31/07/18

Affaire Robles (2)

 

Ainda mal passaram 48 horas sobre a minha última crónica e já me sinto compelido a voltar ao assunto. As razões para este retorno prendem-se com as manobras políticas em curso, nas quais, na minha opinião, Robles, agora ex-vereador da CML, não passa de um peão. No essencial:
  1. Parece existir uma manobra política para descredibilizar do BE e reatar o namoro PS-PSD.
  2. A mira dos ataques parece estar a deslocar-se de Robles para os movimentos sociais que lutam pelo direito à habitação e à cidade, contra a mercantilização da habitação e a especulação imobiliária desbragada.


1. As manobras de namoro político entre o PS e o PSD

A comunicação social dominante e as redes sociais deram um destaque absolutamente desproporcionado ao caso Robles. A CML (Câmara Municipal de Lisboa), a AR (Assembleia da República), o Governo e a Presidência estão repletas de casos de corrupção e conflitos de interesse bem mais graves que o de Robles – e no entanto não vemos a totalidade dos principais periódicos dedicarem as suas primeiras páginas ao assunto, como fazem com Robles, nem lemos milhares de comentários por dia nas redes sociais a mandar abaixo os tubarões instalados nos diversos níveis do poder.

Nesta tragicomédia com honras de primeira página, o gato escondido por detrás das cortinas dos bastidores é, creio eu, a vontade de viabilizar e reatar o namoro entre o PS e o PSD. Na verdade, eu não saberia dizer se a iniciativa de lançar esta campanha à volta de Robles partiu da direita ou … do próprio PS.

2. O ataque aos movimentos socais

Curiosamente, a posição mais correcta dentro do BE acabou por vir do próprio Robles, que se demitiu com o justíssimo argumento de que deixou de ter condições políticas para exercer o seu cargo de vereador, pelas mesmíssimas razões que apontei no meu artigo anterior.
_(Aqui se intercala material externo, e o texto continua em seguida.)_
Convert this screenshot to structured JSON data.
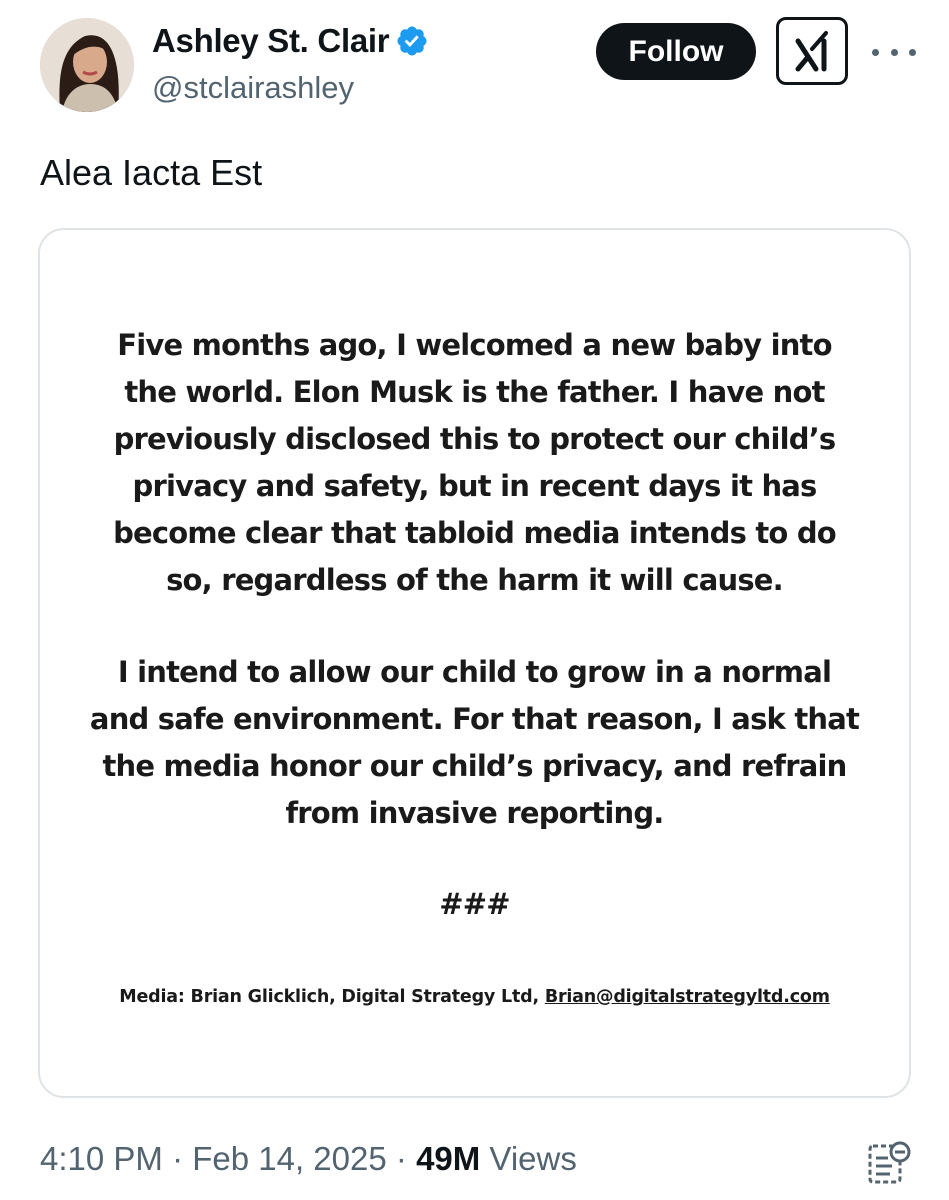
{
  "author": {
    "display_name": "Ashley St. Clair",
    "handle": "@stclairashley",
    "verified": true,
    "avatar_icon": "profile-photo"
  },
  "actions": {
    "follow_label": "Follow",
    "grok_icon": "grok-logo-icon",
    "more_icon": "more-dots-icon"
  },
  "tweet": {
    "text": "Alea Iacta Est"
  },
  "media": {
    "paragraph_1": [
      "Five months ago, I welcomed a new baby into",
      "the world. Elon Musk is the father. I have not",
      "previously disclosed this to protect our child’s",
      "privacy and safety, but in recent days it has",
      "become clear that tabloid media intends to do",
      "so, regardless of the harm it will cause."
    ],
    "paragraph_2": [
      "I intend to allow our child to grow in a normal",
      "and safe environment. For that reason, I ask that",
      "the media honor our child’s privacy, and refrain",
      "from invasive reporting."
    ],
    "separator": "###",
    "contact_prefix": "Media: Brian Glicklich, Digital Strategy Ltd, ",
    "contact_email": "Brian@digitalstrategyltd.com"
  },
  "meta": {
    "time": "4:10 PM",
    "dot1": " · ",
    "date": "Feb 14, 2025",
    "dot2": " · ",
    "views_count": "49M",
    "views_label": " Views"
  },
  "colors": {
    "verified": "#1d9bf0",
    "text_primary": "#0f1419",
    "text_secondary": "#536471"
  }
}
A lisura desta saída devia ter posto ponto final ao falatório, mas afinal funcionou como gasolina atirada à fogueira. Visto o fogo mais de perto, julgo podermos deduzir que ele não se extingue porque um dos alvos principais da campanha (senão o principal) ainda não foi atingido: a descredibilização dos movimentos sociais. A intenção raivosa de destruir os movimentos sociais que lutam – de facto e não apenas ao nível do discurso político – pelo direito à habitação transparece nos ataques às associações cívicas, entre as quais pontua a Habita.

Nesta nova fase da campanha, os movimentos sociais são acusados de estarem infiltrados por militantes do BE. O argumento poderia ser qualificado de obtuso, se não fosse clara a sua intenção de descredibilizar os movimentos sociais, uma vez que activistas, militantes e simpatizantes de todos os partidos, de todo o espectro político, da extrema esquerda à extrema direita, existem em toda a parte da sociedade, sem excepção. A única maneira de acabar com eles é chamar Salazar a levantar-se da tumba e pôr fim a toda a participação democrática e cívica na nossa sociedade, se necessário com recurso à tortura. É portanto uma acusação que, não sendo estúpida, só pode ser espurca e autoritária.

O ataque aos movimentos sociais é tanto mais oportuno para a direita e para os especuladores imobiliários, quanto dentro de mês e meio (21 a 25 de Setembro) se realiza em Lisboa um encontro internacional de activistas europeus pelo direito à habitação e à cidade, contra a especulação imobiliária e a apropriação privada de todos os espaços públicos e habitacionais. Notem: ainda os movimentos sociais não fizeram o trabalho de divulgação da iniciativa – que deviam ter iniciado há muito tempo, sendo este desmazelo ou menosprezo pela comunicação pública uma falha grave que tem de ser apontada e discutida –, já os seus opositores, sempre muito atentos, iniciaram a campanha de descredibilização dos organizadores da iniciativa. A eficácia da direita é de facto admirável. E a inexperiência, desorganização e desmazelo dos movimentos sociais portugueses tem de ser corrigida.